How Do I Prove My Main Residence?

Main Residence Requirements and Exclusion Claim

To be considered as a main residence, the property must be a dwelling house which is the individual’s only or main residence. You can nominate one property as your main home by writing to HM Revenue and Customs. Include the address you want to nominate. All owners must sign the letter. You must do this within 2 years whenever your combination of homes changes.

IRS Verification of Primary Residence

To claim the exclusion, you must meet the ownership and use tests. The IRS determines your primary residence by where you spend the most time. Homes, apartments, boats, and trailers can qualify as a primary residence if it is where an individual, couple, or family resides most of the time.

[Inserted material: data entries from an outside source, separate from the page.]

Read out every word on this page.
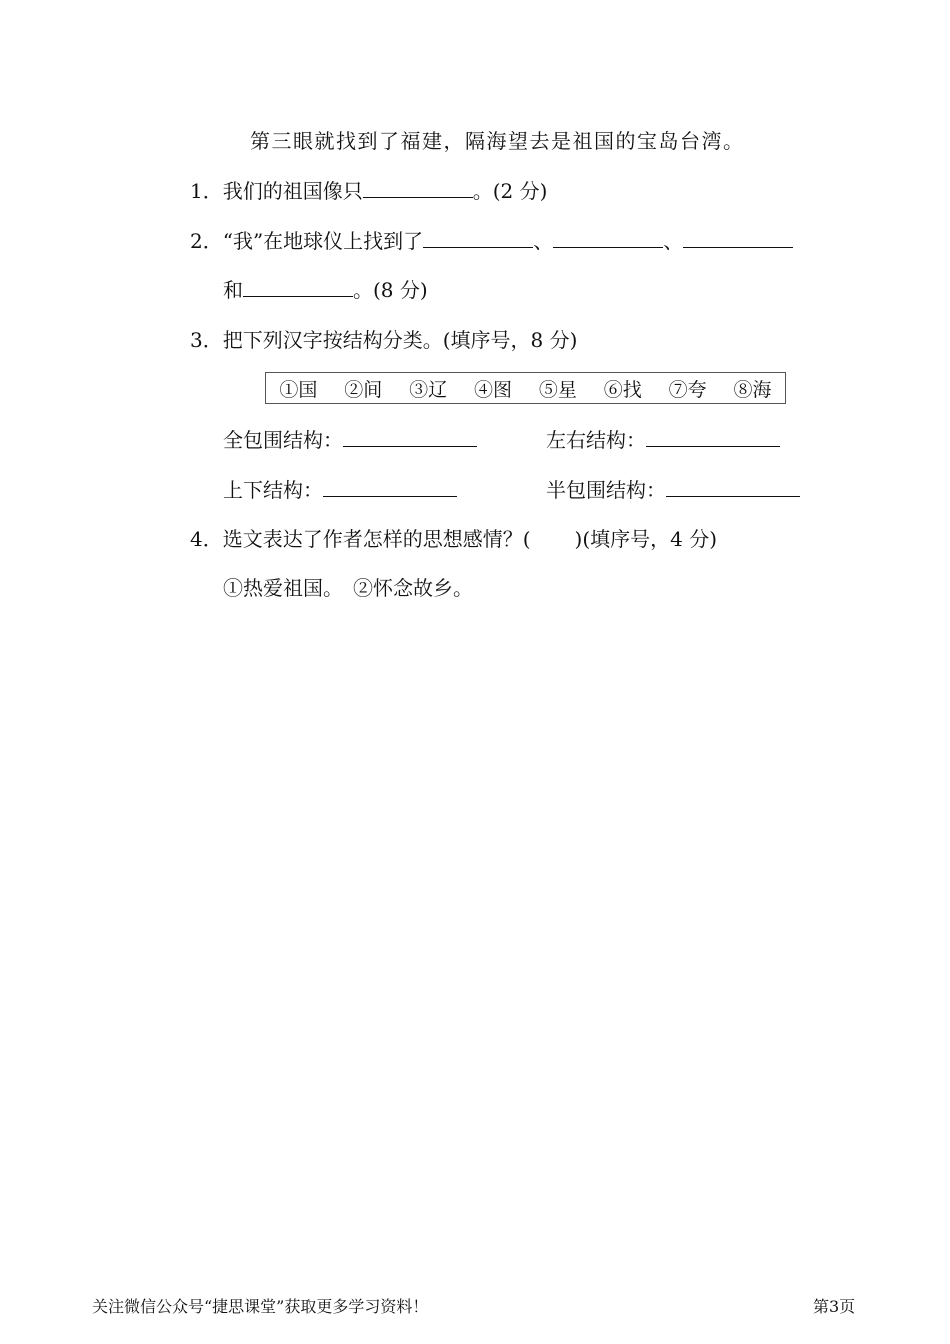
第三眼就找到了福建，隔海望去是祖国的宝岛台湾。
1．我们的祖国像只	。(2 分)
2．“我”在地球仪上找到了	、	、
和	。(8 分)
3．把下列汉字按结构分类。(填序号，8 分)
①国 ②间 ③辽 ④图 ⑤星 ⑥找 ⑦夸 ⑧海
全包围结构：	左右结构：
上下结构：	半包围结构：
4．选文表达了作者怎样的思想感情？( )(填序号，4 分)
①热爱祖国。　②怀念故乡。
关注微信公众号“捷思课堂”获取更多学习资料！	第3页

IRS Definition of Main Home

A primary residence is the home where you live most of the time. You can only have one at a time. It is usually the address on your driver’s license and tax returns.

To prove a home as your primary residence, the IRS looks at deeds, insurance, taxes paid and bills. They also check expenses and time away, to confirm you live there most of the year.

You may owe capital gains tax when selling a home. But the IRS allows an exemption for some gains on your primary residence. To qualify, you must have owned and lived in the home as your main home for 2 of the past 5 years.

The IRS rarely takes primary homes for unpaid taxes. They try other options first. But they can legally seize homes if needed.

Moving out of state for college? You must live in a state for 12 months to become a resident for tuition rates. The Supreme Court ruled states can’t tax the same income.

Selling an investment property? Report that to the IRS. Sale of a primary home goes on your tax return too. But special IRS rules may exempt some of those gains.